Unterhalb des Berges Uluru gibt es ein wunderschönes Besucherzentrum mit einer Ausstellung über die Gegend und die Kultur der Aborigines.
Das Gebäude ist in Erdtönen gehalten und dekoriert mit Ornamenten, die zur traditionellen Kunst der Aborigines passen (Fotografieren ist leider verboten). Hätten die Aborigines jemals selber Häuser gebaut, dann hätte man sich die genau so vorstellen können. Es haben sogar zwei Frauen in dem angegliederten Café gearbeitet, die zur Hälfte Aborigines sind. Nicht viele Aborigines habe ich arbeiten sehen.

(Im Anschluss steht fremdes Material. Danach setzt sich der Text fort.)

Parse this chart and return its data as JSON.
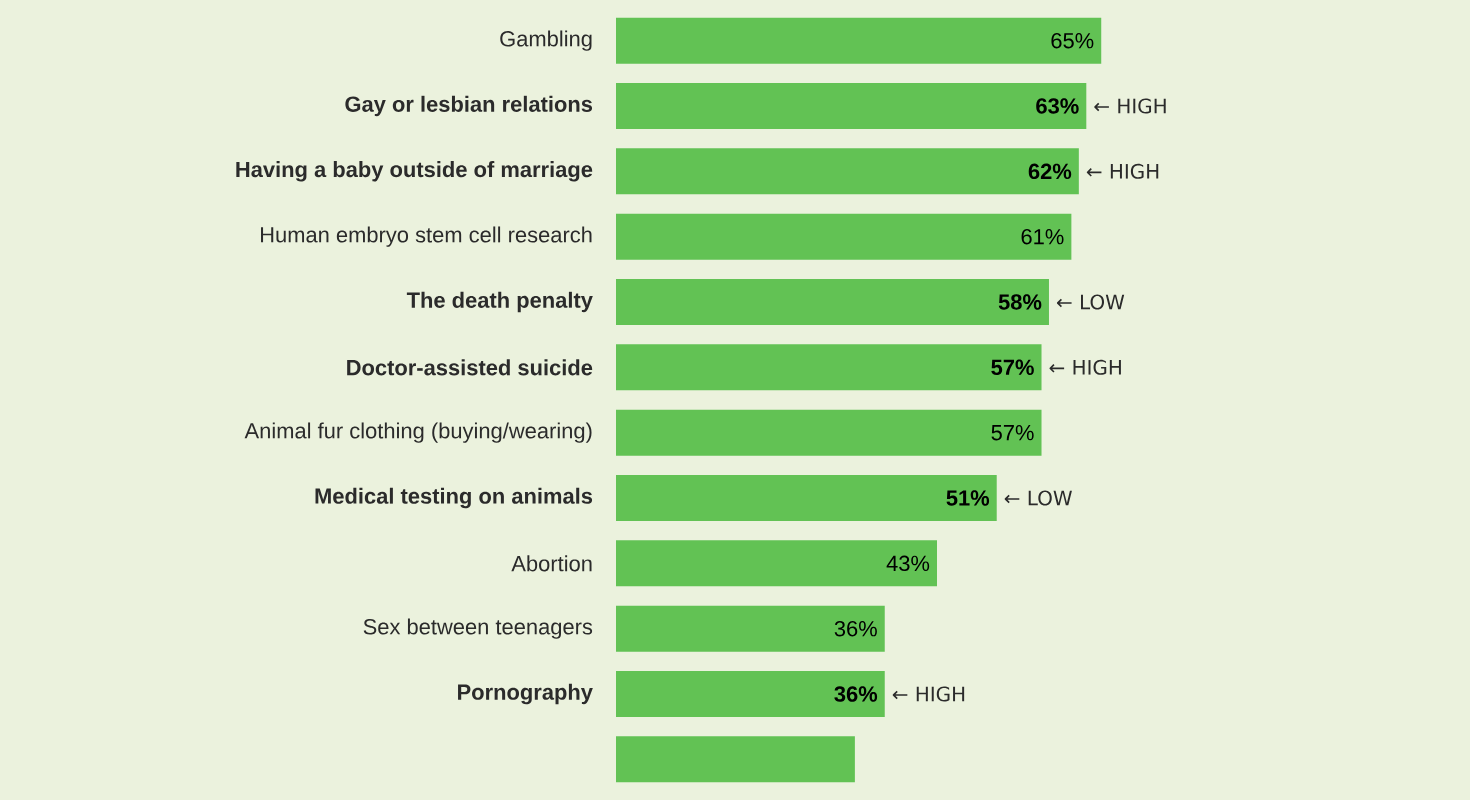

Dafür sind sie viel mehr verbunden mit der Natur als wir, verstehen die Natur sicher besser als wir, haben Geschick im Umgang mit Tieren, können Fährten lesen usw.
Im Süden Australiens habe ich nur wenige Aborigines gesehen. Hier im Nordern Territory hat man den Eindruck, dass sie die Mehrheit der Bevölkerung ausmachen. Sie prägen das Stadtbild in Alice Springs. Fotografiert werden möchten sie meistens nicht und da ich niemanden provozieren möchte, lasse ich das sein.
In Vorbereitung auf unsere Tour habe ich viel über die Aborigines gelesen. Wann genau sie nach Australien kamen ist nicht ganz klar. 70000 Jahre sagen die einen, 20000 Jahre die anderen. Es gab unzählige Stämme, von denen jeder seine eigene Sprache hatte. Noch heute soll es rund 250 unterschiedliche Sprachen der Aborigines geben, die sich untereinander nicht verständigen können.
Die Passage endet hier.